The range of the sweetbay magnolia is western Massachusetts, Long Island, and Pennsylvania to Florida and west to Texas. A small, deciduous tree, the sweetbay can grow to 50 feet tall, but 15–30 feet is more the norm. It is a Coastal Plain native and loves the water—wet woods and edges of swamps. It is usually a multi-stemmed plant with a medium to fast rate of growth. The flowers—large, white, and slightly lemon-scented—bloom in May and June, giving way to seedpods with bright red seeds in fall.

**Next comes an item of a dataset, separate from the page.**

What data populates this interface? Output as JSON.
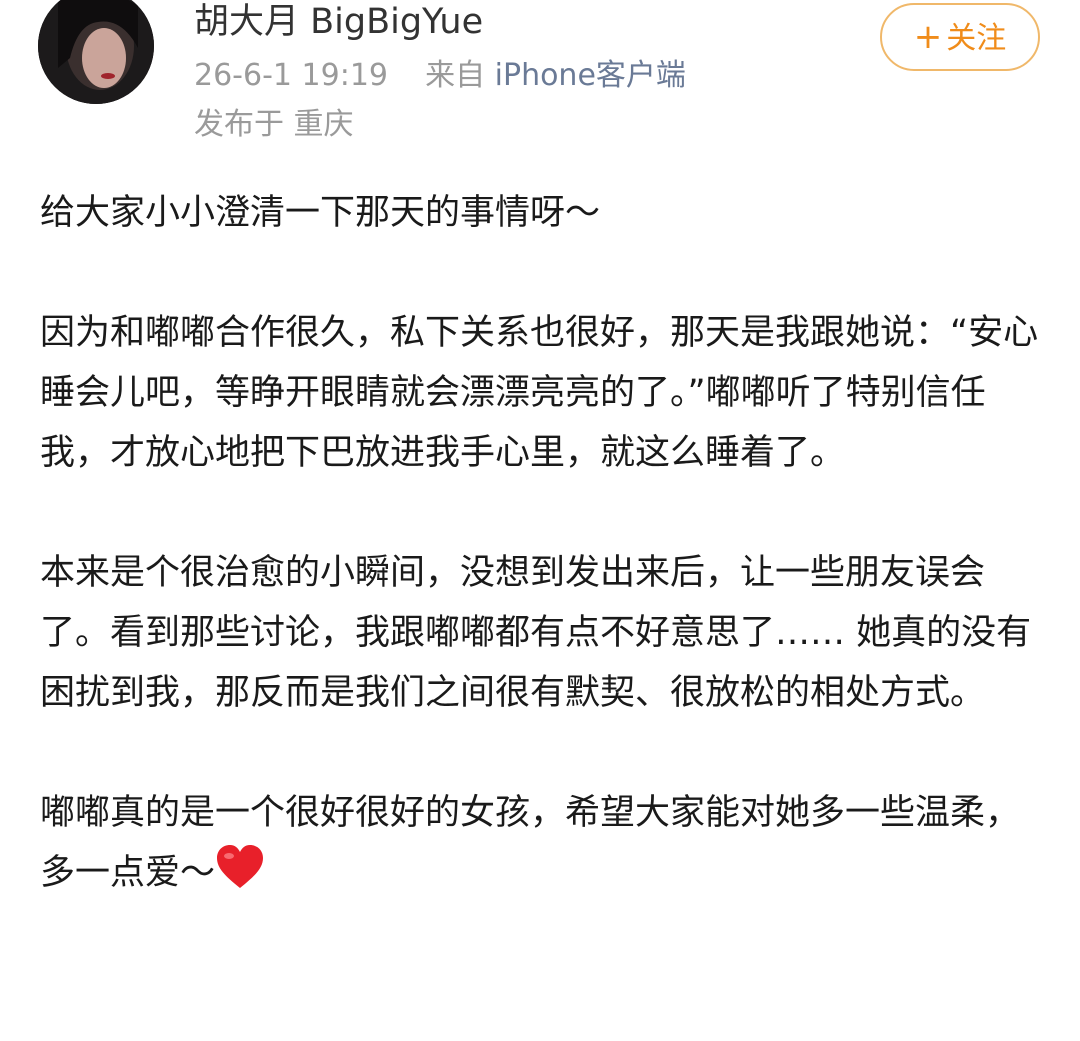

Magnolias hold little in the way of commercial value. The wood has been used for furniture, broom handles, and utensils. In a horticultural context, the sweetbay is popular not only for its bloom, small size, and tolerance of wet conditions but because it is deer resistant. Additionally, tiger swallowtails (Papilio glaucus) use Magnolia virginiana as a host plant for their caterpillars.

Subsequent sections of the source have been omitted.